Name-giving-ceremony

        A few days after a child is born to a man, it occurs to him to give the child a name, a name which would be auspicious and pleasant to the ear. To do this he should invite some Bhikkhus and laymen to his house and offer food and other requisites to the Bhikkhus. When the offering of the food is over, he should place the child in front of the Bhikkhus, take Five Precepts ”Panca Sila” from them and request them to recite Buddhist Suttas called Parittas and give a name to the child. The Bhikkhus will then recite such Suttas as Mangala Sutta, Ratana Sutta, Metta Sutta, all of which can be found in Khuddaka Patha of the Khuddaka Nikaya, and such other Suttas as they think fit to recite on the occasion.

        The leader of the Bhikkhus will give a name to the child, or if the father desires that the name be given by some other person, he can ask a person whom he likes, to give the name. He is free to choose a man who will give the name, or if he wishes, he could himself choose a name for the child. After the recitation of the Suttas and offering are over the Bhikkhus will leave his house, after which he can give a feast to the people whom he has invited to participate in the ceremony.

        The significance of this ceremony is to help the child grow up in good health and live a long and prosperous life. The effect of reciting the Suttas is to scare away the bad spirits who might harm or even kill the child. There was an instance, at the time of the Buddha, of a certain child who was destined to die after seven days as a demon had got permission from his superiors to eat the child. The parents knew this from their family ascetic and at his advice went to the Buddha and requested Him to save the child. The Buddha then told them to have a pandal built in front of their house and invite eight or sixteen Bhikkhus to recite the Suttas for seven days without stop. They did exactly as advised by the Buddha so as to save the child. On the seventh day the Buddha Himself came to the pandal, where a great gathering of powerful gods who came to listen the Dhamma was formed. The demon got no chance to snatch away the child as he dared not approach the assembly of gods. The child accordingly was saved and lived a very long life—for one hundred and twenty years! *

Marriage

        For Buddhists, marriage is totally secular and has nothing to do with religion. No Bhikkhus in Theravada countries officiate at marriage ceremonies. Neither are marriage ceremonies performed at Buddhist Viharas, Temples or Pagodas. They can be done at any convenient place other than the places already stated.

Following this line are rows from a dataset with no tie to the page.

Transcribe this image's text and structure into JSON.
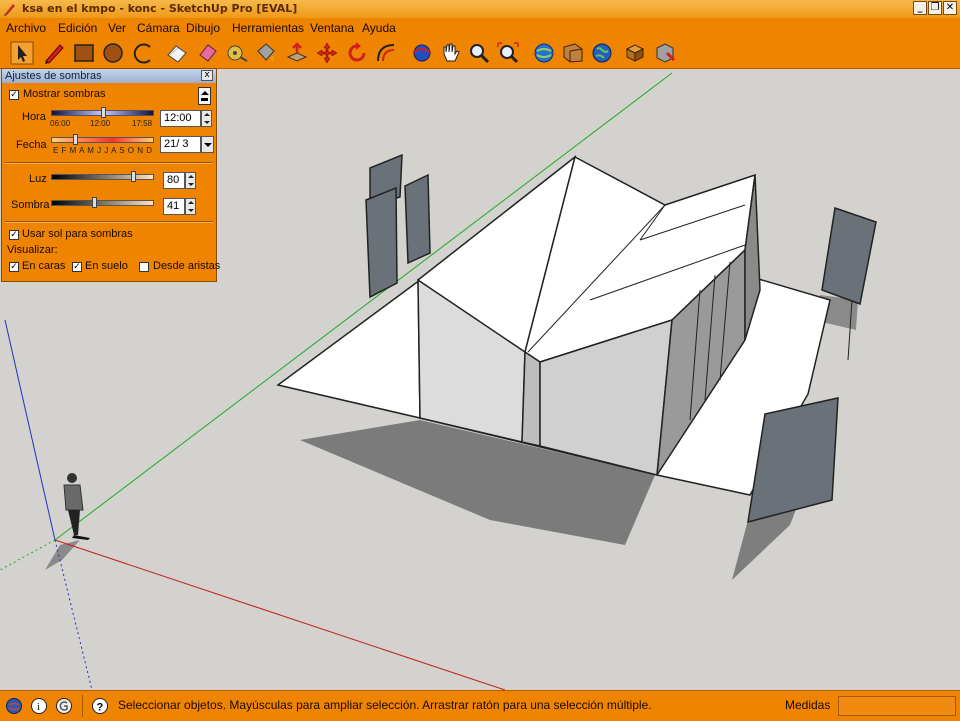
{
  "window": {
    "title": "ksa en el kmpo - konc - SketchUp Pro [EVAL]",
    "buttons": [
      "_",
      "❐",
      "✕"
    ]
  },
  "menu": [
    "Archivo",
    "Edición",
    "Ver",
    "Cámara",
    "Dibujo",
    "Herramientas",
    "Ventana",
    "Ayuda"
  ],
  "toolbar": {
    "tools": [
      "select-icon",
      "pencil-icon",
      "rectangle-icon",
      "circle-icon",
      "arc-icon",
      "eraser-icon",
      "paint-icon",
      "tape-icon",
      "paint-bucket-icon",
      "push-pull-icon",
      "move-icon",
      "rotate-icon",
      "offset-icon",
      "orbit-icon",
      "pan-icon",
      "zoom-icon",
      "zoom-extents-icon",
      "get-models-icon",
      "share-model-icon",
      "google-earth-icon",
      "components-icon",
      "materials-icon"
    ]
  },
  "shadow_panel": {
    "title": "Ajustes de sombras",
    "close": "x",
    "show_shadows": {
      "label": "Mostrar sombras",
      "checked": true
    },
    "time": {
      "label": "Hora",
      "value": "12:00",
      "ticks": [
        "06:00",
        "12:00",
        "17:58"
      ]
    },
    "date": {
      "label": "Fecha",
      "value": "21/ 3",
      "months": "E F M A M J J A S O N D"
    },
    "light": {
      "label": "Luz",
      "value": "80"
    },
    "shade": {
      "label": "Sombra",
      "value": "41"
    },
    "use_sun": {
      "label": "Usar sol para sombras",
      "checked": true
    },
    "display_label": "Visualizar:",
    "on_faces": {
      "label": "En caras",
      "checked": true
    },
    "on_ground": {
      "label": "En suelo",
      "checked": true
    },
    "from_edges": {
      "label": "Desde aristas",
      "checked": false
    }
  },
  "status": {
    "text": "Seleccionar objetos. Mayúsculas para ampliar selección. Arrastrar ratón para una selección múltiple.",
    "measures_label": "Medidas",
    "measures_value": ""
  },
  "colors": {
    "accent": "#ef8400",
    "viewport": "#d3d2ce",
    "axis_red": "#c02020",
    "axis_green": "#22aa22",
    "axis_blue": "#2030c0"
  }
}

        Ways of ceremony may differ with the place where the individual concerned lives. As marriage is secular in its nature, the individual is free to follow the custom of the place or country in so far as the tenets of Buddhism are not impaired. It is, therefore, not allowable for the marriage to be held. e.g., in a Christian Church, or to have it been officiated by a Christian. The best place to have a marriage ceremony performed is at one's own house, or if the house is not big enough for the gathering, the town hail or some other suitable place. Marriage can be conducted by the parents of both sides, or by an elderly man respected by both families, or any other person whom the two sides choose. There will, no doubt, be rejoicings and feasts, which can be done freely.

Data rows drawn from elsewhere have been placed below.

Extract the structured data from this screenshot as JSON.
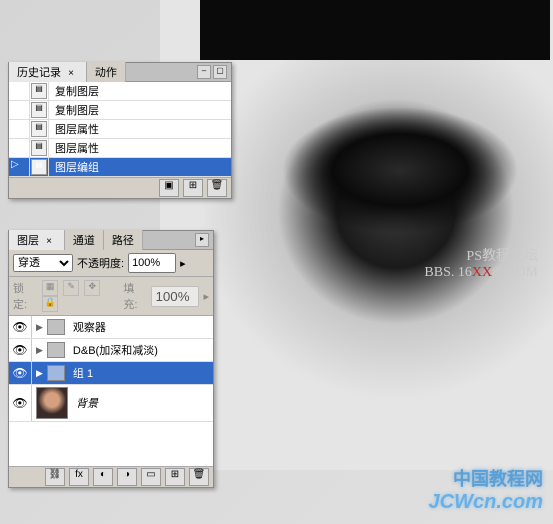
{
  "history_panel": {
    "tabs": [
      "历史记录",
      "动作"
    ],
    "items": [
      {
        "label": "复制图层",
        "active": false
      },
      {
        "label": "复制图层",
        "active": false
      },
      {
        "label": "图层属性",
        "active": false
      },
      {
        "label": "图层属性",
        "active": false
      },
      {
        "label": "图层编组",
        "active": true
      }
    ]
  },
  "layers_panel": {
    "tabs": [
      "图层",
      "通道",
      "路径"
    ],
    "blend_mode": "穿透",
    "opacity_label": "不透明度:",
    "opacity_value": "100%",
    "lock_label": "锁定:",
    "fill_label": "填充:",
    "fill_value": "100%",
    "layers": [
      {
        "label": "观察器",
        "type": "folder",
        "selected": false
      },
      {
        "label": "D&B(加深和减淡)",
        "type": "folder",
        "selected": false
      },
      {
        "label": "组 1",
        "type": "folder",
        "selected": true
      },
      {
        "label": "背景",
        "type": "image",
        "selected": false
      }
    ]
  },
  "watermark": {
    "line1": "PS教程论坛",
    "line2_a": "BBS. 16",
    "line2_b": "XX",
    "line2_c": "8. COM",
    "brand_cn": "中国教程网",
    "brand_url": "JCWcn.com"
  }
}
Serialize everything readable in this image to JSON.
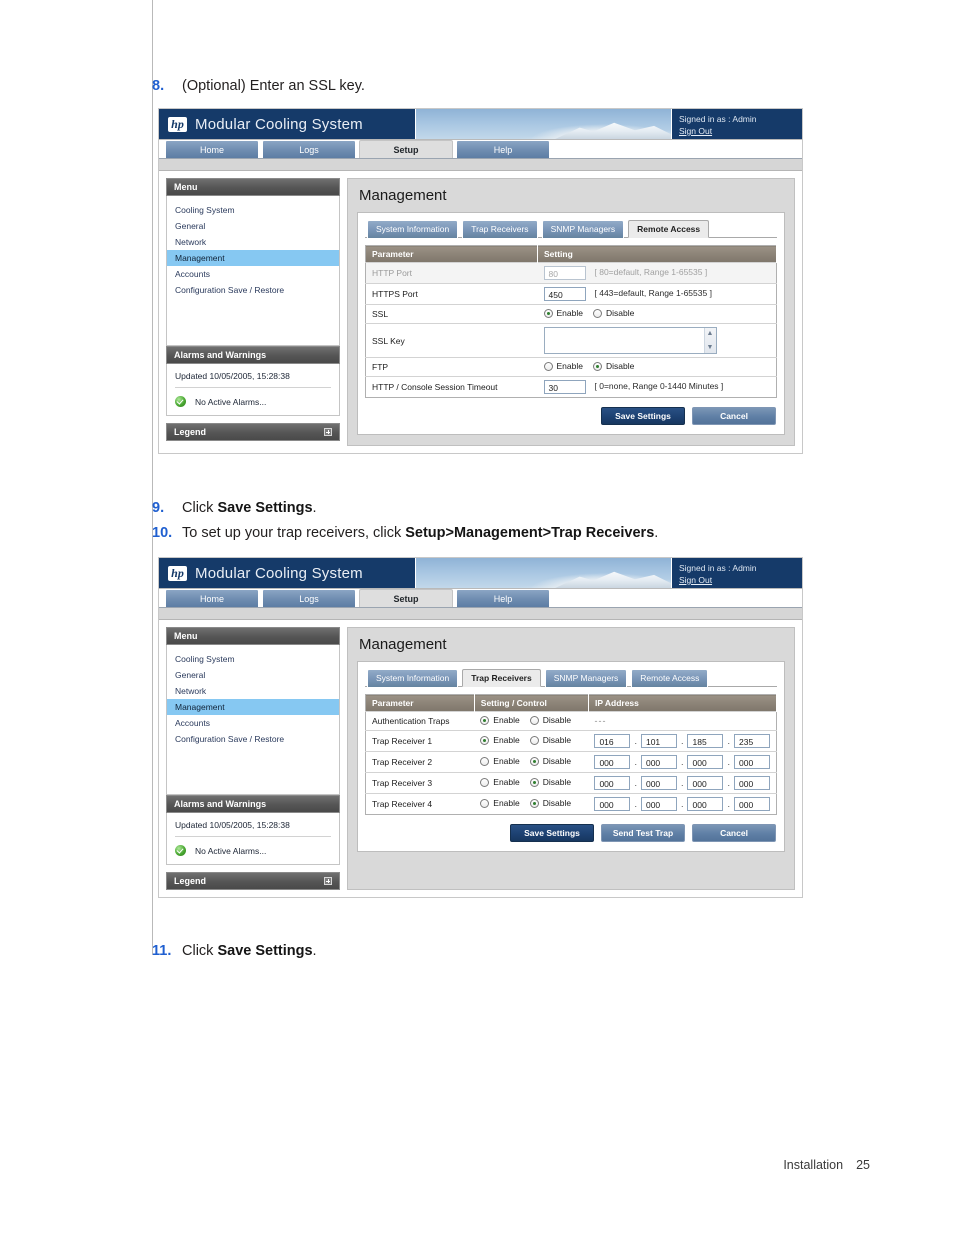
{
  "document": {
    "footer_label": "Installation",
    "page_number": "25"
  },
  "steps": [
    {
      "num": "8.",
      "pre": "(Optional) Enter an SSL key.",
      "bold": "",
      "post": ""
    },
    {
      "num": "9.",
      "pre": "Click ",
      "bold": "Save Settings",
      "post": "."
    },
    {
      "num": "10.",
      "pre": "To set up your trap receivers, click ",
      "bold": "Setup>Management>Trap Receivers",
      "post": "."
    },
    {
      "num": "11.",
      "pre": "Click ",
      "bold": "Save Settings",
      "post": "."
    }
  ],
  "app": {
    "brand_title": "Modular Cooling System",
    "hp_logo": "hp-logo",
    "signed_in": "Signed in as : Admin",
    "sign_out": "Sign Out",
    "nav_tabs": [
      {
        "label": "Home",
        "active": false
      },
      {
        "label": "Logs",
        "active": false
      },
      {
        "label": "Setup",
        "active": true
      },
      {
        "label": "Help",
        "active": false
      }
    ],
    "sidebar": {
      "menu_title": "Menu",
      "menu_items": [
        {
          "label": "Cooling System",
          "selected": false
        },
        {
          "label": "General",
          "selected": false
        },
        {
          "label": "Network",
          "selected": false
        },
        {
          "label": "Management",
          "selected": true
        },
        {
          "label": "Accounts",
          "selected": false
        },
        {
          "label": "Configuration Save / Restore",
          "selected": false
        }
      ],
      "alarms_title": "Alarms and Warnings",
      "updated": "Updated 10/05/2005, 15:28:38",
      "alarm_status": "No Active Alarms...",
      "legend_title": "Legend"
    },
    "content_title": "Management",
    "sub_tabs": [
      "System Information",
      "Trap Receivers",
      "SNMP Managers",
      "Remote Access"
    ]
  },
  "screen_remote_access": {
    "active_tab": "Remote Access",
    "columns": [
      "Parameter",
      "Setting"
    ],
    "rows": [
      {
        "parameter": "HTTP Port",
        "value": "80",
        "hint": "[ 80=default, Range 1-65535 ]",
        "disabled": true
      },
      {
        "parameter": "HTTPS Port",
        "value": "450",
        "hint": "[ 443=default, Range 1-65535 ]",
        "disabled": false
      },
      {
        "parameter": "SSL",
        "enable_label": "Enable",
        "disable_label": "Disable",
        "selected": "Enable"
      },
      {
        "parameter": "SSL Key",
        "value": ""
      },
      {
        "parameter": "FTP",
        "enable_label": "Enable",
        "disable_label": "Disable",
        "selected": "Disable"
      },
      {
        "parameter": "HTTP / Console Session Timeout",
        "value": "30",
        "hint": "[ 0=none, Range 0-1440 Minutes ]",
        "disabled": false
      }
    ],
    "buttons": [
      {
        "label": "Save Settings",
        "primary": true
      },
      {
        "label": "Cancel",
        "primary": false
      }
    ]
  },
  "screen_trap_receivers": {
    "active_tab": "Trap Receivers",
    "columns": [
      "Parameter",
      "Setting / Control",
      "IP Address"
    ],
    "rows": [
      {
        "parameter": "Authentication Traps",
        "enable_label": "Enable",
        "disable_label": "Disable",
        "selected": "Enable",
        "ip": null,
        "ip_placeholder": "---"
      },
      {
        "parameter": "Trap Receiver 1",
        "enable_label": "Enable",
        "disable_label": "Disable",
        "selected": "Enable",
        "ip": [
          "016",
          "101",
          "185",
          "235"
        ]
      },
      {
        "parameter": "Trap Receiver 2",
        "enable_label": "Enable",
        "disable_label": "Disable",
        "selected": "Disable",
        "ip": [
          "000",
          "000",
          "000",
          "000"
        ]
      },
      {
        "parameter": "Trap Receiver 3",
        "enable_label": "Enable",
        "disable_label": "Disable",
        "selected": "Disable",
        "ip": [
          "000",
          "000",
          "000",
          "000"
        ]
      },
      {
        "parameter": "Trap Receiver 4",
        "enable_label": "Enable",
        "disable_label": "Disable",
        "selected": "Disable",
        "ip": [
          "000",
          "000",
          "000",
          "000"
        ]
      }
    ],
    "buttons": [
      {
        "label": "Save Settings",
        "primary": true
      },
      {
        "label": "Send Test Trap",
        "primary": false
      },
      {
        "label": "Cancel",
        "primary": false
      }
    ]
  },
  "colors": {
    "brand_navy": "#153a69",
    "selected_menu": "#86c8f2",
    "table_header": "#8b8276",
    "primary_button": "#1d4172",
    "step_number": "#1f5fd0",
    "ok_green": "#4aa832"
  }
}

        But if the individual is desirous of having some religious flavour in marriage, he can do no better than invite some Bhikkhus, a day or two after the ceremony, and offer them food and requisites and request them to give advice or admonition to the newly-wedded couple. The Bhikkhus will recite some Parittas and one of them will give advice to the husband and wife. Buddha Himself gave advice to the maidens who were about to be married.

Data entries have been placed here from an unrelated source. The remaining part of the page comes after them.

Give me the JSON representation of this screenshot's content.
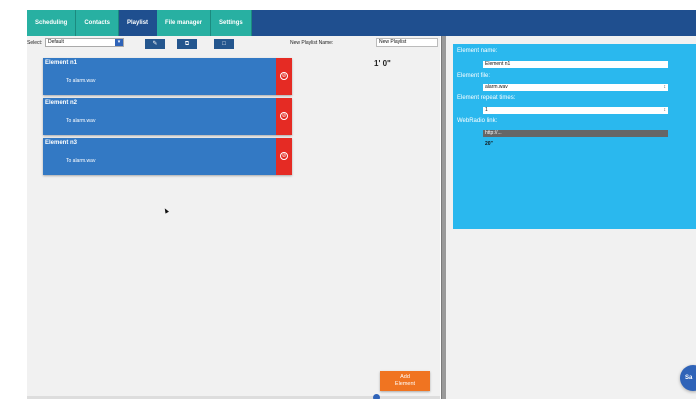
{
  "tabs": [
    {
      "label": "Scheduling",
      "active": false
    },
    {
      "label": "Contacts",
      "active": false
    },
    {
      "label": "Playlist",
      "active": true
    },
    {
      "label": "File manager",
      "active": false
    },
    {
      "label": "Settings",
      "active": false
    }
  ],
  "toolbar": {
    "select_label": "Select:",
    "select_value": "Default",
    "edit_icon": "edit-icon",
    "copy_icon": "copy-icon",
    "new_icon": "new-document-icon",
    "playlist_name_label": "New Playlist Name:",
    "playlist_name_value": "New Playlist"
  },
  "duration": "1' 0\"",
  "elements": [
    {
      "name": "Element n1",
      "file": "To alarm.wav"
    },
    {
      "name": "Element n2",
      "file": "To alarm.wav"
    },
    {
      "name": "Element n3",
      "file": "To alarm.wav"
    }
  ],
  "add_button": {
    "line1": "Add",
    "line2": "Element"
  },
  "properties": {
    "name_label": "Element name:",
    "name_value": "Element n1",
    "file_label": "Element file:",
    "file_value": "alarm.wav",
    "repeat_label": "Element repeat times:",
    "repeat_value": "1",
    "webradio_label": "WebRadio link:",
    "webradio_value": "http://...",
    "seconds_value": "20\""
  },
  "fab_label": "Sa",
  "colors": {
    "tab_bar": "#28b0a2",
    "header": "#1f4f8f",
    "card": "#3379c4",
    "delete": "#e52b24",
    "add": "#f07421",
    "props_panel": "#2ab8ee"
  }
}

        Buddha was once invited to the house of a lay follower named Uggaha to accept food. When the Buddha had finished eating food, Uggaha asked the Buddha to deliver a sermon giving them advice. Buddha then preached to them regarding their behavior towards their husbands.* *

        In the famous Singala Sutta *** of Digha Nikaya, Buddha laid down duties of husband and wife to each other. These duties should be told to the newly weds so that they may lead a happy married life.

       The duties of a wife are:

  1. To do domestic work (or to have it done) well in time,
  2. To please the relatives of both her husband and herself by treating them with affection and by sending presents, messages, etc. to them,
  3. To abstain even from thought of misconduct with another man,
  4. To take good care of whatever has been earned by the husband, and
  5. To have skill and zeal for whatever she may have to do.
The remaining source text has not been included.